Over the last couple days I’ve read a few article linked on Hacker News about the “real name” problem on social web sites. I first heard other people talking about this a few years ago when Twitter was taking off. A lot of ‘famous’ people ended up taking Twitter handles like “TheRealDvorak” because someone already claimed their pen or stage name on Twitter. Sometimes people snap up famous names as a joke. Sometimes it’s just two people sharing the same name. Either way, this practice caused a bit of a stir in the tech community at the time. Recently, Google+ has been in the tech news for deleting accounts with names that don’t appear to “real names.”
When you start looking deep into names, it turns out things are a lot more complicated than you first thought. Patrick McKenzie has a very humorous take on how a typical western software developer thinks about names. The (not very humorous) summary of Patrick’s article goes something like this: Names are not immutable, a person’s name can change over time. Names aren’t even close to unique when you are dealing with a very large population. People don’t always have a “first” and “last” name the way typical Americans think of first and last names. Most names in the world don’t use the Latin character set. Some people don’t even have more than one component of a name…and I’m not talking about celebrities who legally change their names. Take a look at the Wikipedai entry for Javanese names.
I’ve been dealing with issues related to names for a long time now. The first project I worked on at TCG was the iEdison invention reporting web site. This was in the late 1990’s, so this is the early history of the World Wide Web. We were nearly starting from scratch. Yes, there was a paper form and procedure we were modelling, but it wasn’t always the best choice to directly translate the paper process to the web site.
One component of iEdison required the user to list the names of all the researchers who participated on the grant. We would then collect other information about each person: address, education history, role in the project etc. On the paper form you would, of course, have to type in all this information by hand every time. For the electronic form, it made sense to try and link these people up to past form submissions so the end user didn’t have to enter and re-enter everything each time. Most researchers who were on one grant were probably on another as well so there was a good chance that our system already had the data we were asking for.
The perfect system would be able to link a researcher up to their profile as soon as the user entered the name. Right away we saw this was difficult. People sometimes use shortened or alternative forms of their name. I usual go by Al, but my full name is Albert. What if the lead scientist entered Al Crowley on the iEdison web site? It would certainly miss my existing profile stored under Albert Crowley. On the other hand, lots of people have the same name so we could get false matches. We can’t pre-populate a form with the wrong data because it would be a privacy violation, not to mention inaccurate.
We started thinking about what additional information would we need to match a person.
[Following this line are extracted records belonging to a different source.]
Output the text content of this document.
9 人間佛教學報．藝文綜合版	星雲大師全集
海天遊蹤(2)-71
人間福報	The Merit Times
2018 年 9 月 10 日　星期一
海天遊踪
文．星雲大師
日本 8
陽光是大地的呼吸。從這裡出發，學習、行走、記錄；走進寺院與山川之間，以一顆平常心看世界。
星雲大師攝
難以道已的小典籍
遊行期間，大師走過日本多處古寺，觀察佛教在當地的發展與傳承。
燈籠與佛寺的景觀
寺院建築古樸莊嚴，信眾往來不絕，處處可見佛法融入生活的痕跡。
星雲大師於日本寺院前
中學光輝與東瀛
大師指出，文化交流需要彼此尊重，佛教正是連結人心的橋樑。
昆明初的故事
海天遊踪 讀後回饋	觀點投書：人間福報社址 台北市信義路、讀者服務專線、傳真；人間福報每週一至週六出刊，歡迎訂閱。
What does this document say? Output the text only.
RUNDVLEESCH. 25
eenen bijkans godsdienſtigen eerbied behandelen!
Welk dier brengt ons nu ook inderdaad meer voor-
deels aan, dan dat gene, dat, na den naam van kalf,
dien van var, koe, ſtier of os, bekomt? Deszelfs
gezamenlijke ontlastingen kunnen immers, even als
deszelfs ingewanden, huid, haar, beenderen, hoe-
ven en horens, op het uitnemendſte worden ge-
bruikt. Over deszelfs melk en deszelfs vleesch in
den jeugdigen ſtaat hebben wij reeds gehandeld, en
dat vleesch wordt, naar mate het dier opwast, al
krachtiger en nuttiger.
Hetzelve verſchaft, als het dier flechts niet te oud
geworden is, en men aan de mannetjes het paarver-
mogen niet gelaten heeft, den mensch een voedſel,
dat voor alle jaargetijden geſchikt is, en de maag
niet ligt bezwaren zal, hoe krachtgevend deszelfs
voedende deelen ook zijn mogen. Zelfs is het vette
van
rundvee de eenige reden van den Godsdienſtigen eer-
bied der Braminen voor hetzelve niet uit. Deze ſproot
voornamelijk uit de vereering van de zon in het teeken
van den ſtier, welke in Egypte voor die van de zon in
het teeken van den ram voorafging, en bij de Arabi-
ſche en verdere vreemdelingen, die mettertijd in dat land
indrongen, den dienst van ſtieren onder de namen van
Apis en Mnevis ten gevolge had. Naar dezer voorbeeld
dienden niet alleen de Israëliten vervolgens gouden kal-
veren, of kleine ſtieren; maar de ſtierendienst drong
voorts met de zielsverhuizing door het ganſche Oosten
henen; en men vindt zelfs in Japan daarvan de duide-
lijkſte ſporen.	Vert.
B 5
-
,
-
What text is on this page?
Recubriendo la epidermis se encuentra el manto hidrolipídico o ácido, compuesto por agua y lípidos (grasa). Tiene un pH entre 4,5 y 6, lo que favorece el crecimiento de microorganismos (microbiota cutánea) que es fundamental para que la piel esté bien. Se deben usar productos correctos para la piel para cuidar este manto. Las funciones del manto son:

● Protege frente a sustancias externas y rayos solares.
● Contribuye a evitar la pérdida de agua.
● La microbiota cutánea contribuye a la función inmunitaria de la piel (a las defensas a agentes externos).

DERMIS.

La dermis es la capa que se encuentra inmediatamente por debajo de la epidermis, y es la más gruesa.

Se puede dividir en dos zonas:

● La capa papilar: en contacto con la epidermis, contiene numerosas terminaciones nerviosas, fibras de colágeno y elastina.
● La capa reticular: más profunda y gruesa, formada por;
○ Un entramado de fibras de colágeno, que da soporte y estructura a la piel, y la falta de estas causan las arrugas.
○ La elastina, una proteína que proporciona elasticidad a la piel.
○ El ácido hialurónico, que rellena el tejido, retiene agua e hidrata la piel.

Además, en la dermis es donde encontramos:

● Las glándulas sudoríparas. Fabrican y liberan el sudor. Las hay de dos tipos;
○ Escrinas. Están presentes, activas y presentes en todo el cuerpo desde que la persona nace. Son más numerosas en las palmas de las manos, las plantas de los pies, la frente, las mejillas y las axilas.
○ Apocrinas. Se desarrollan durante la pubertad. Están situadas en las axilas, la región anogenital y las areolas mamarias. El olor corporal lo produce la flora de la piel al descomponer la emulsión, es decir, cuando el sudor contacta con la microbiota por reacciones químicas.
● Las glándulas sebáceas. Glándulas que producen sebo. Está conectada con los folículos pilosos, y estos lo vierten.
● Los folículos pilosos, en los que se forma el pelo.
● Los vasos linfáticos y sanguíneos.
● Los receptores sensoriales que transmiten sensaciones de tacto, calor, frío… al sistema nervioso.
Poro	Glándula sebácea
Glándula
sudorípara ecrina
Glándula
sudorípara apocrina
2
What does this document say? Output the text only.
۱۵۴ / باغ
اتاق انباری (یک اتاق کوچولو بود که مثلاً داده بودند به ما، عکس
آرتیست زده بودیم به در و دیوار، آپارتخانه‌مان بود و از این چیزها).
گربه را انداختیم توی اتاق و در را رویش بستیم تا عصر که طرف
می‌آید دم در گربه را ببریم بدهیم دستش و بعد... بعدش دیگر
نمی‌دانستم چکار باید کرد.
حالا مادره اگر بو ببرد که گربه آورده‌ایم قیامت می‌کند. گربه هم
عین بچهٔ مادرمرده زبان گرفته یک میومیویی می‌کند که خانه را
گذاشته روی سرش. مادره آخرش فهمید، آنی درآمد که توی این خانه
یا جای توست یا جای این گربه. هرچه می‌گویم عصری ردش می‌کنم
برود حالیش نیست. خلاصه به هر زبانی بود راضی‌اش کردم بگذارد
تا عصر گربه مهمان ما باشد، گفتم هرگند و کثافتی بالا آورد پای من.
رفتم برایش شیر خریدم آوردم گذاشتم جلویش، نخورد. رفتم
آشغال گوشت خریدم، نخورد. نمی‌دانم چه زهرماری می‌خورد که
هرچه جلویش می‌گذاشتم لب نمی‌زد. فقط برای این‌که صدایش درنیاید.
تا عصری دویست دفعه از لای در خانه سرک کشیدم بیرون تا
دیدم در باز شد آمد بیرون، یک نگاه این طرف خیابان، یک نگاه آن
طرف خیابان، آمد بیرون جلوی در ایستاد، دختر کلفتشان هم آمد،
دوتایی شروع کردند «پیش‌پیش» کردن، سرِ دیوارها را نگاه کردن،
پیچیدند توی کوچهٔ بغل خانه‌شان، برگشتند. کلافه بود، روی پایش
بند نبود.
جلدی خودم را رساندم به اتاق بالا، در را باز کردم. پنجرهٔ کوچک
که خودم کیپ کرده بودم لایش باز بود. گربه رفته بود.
For US workers, a social security number would be a good start but that was not information we were gathering and we couldn’t ask for it. Name + business phone number? Name + address? Either of those could be a problem for a father son team since male children are regularly named after their father. Name, address, and date of birth? That would probably eliminate all the false matches, but it would create a lot of misses too. Aliases (as seen above), moving offices, or name changes due to marriage or other reasons would all foil an algorithm that depended on them.
After not much brainstorming, we gave up on the idea of automatically matching profiles. Allowing a user to store an ‘address book’ of profiles is a good 90% solution. That way the user wouldn’t have to re-enter data that they personally keyed in already.
My current project, NITRC, is a scientific community web site. We don’t concern ourselves too much about real names. People self register and we do our due diligence to make sure that the scientific content they provide is good. If their work is up to our standards, we welcome them into our community. We do require a first and last name for each user, but if a person has an unusual name structure we are flexible with their input. In other words, we aren’t going to ban them if they just put a “.” or a single letter in as a first or last name. We also aren’t going to care if they happen to share a name with another well known human.
It’s just my opinion, but I think in the end social media and community sites are going to have to be flexible when it comes to names. The online world is inherently chaotic, but so is the real world. People go by multiple names or nick names all the time. When you meet someone at a conference, or a classroom, or a party you don’t ask for government issued ID. They will be introduced with a name or nickname. Most likely, everyone in that social circle will know them by that name even if it isn’t their legal name. This is a system that has worked for thousands of years. It seems hard to believe that Facebook , Google+, or Twitter will be able to come up with a something that works any better than that.
I’ve noticed this problem too. When I signed up to Twitter and tried to find certain well-known people to follow it was sometimes hard to work out whether a particular account was really theirs or not.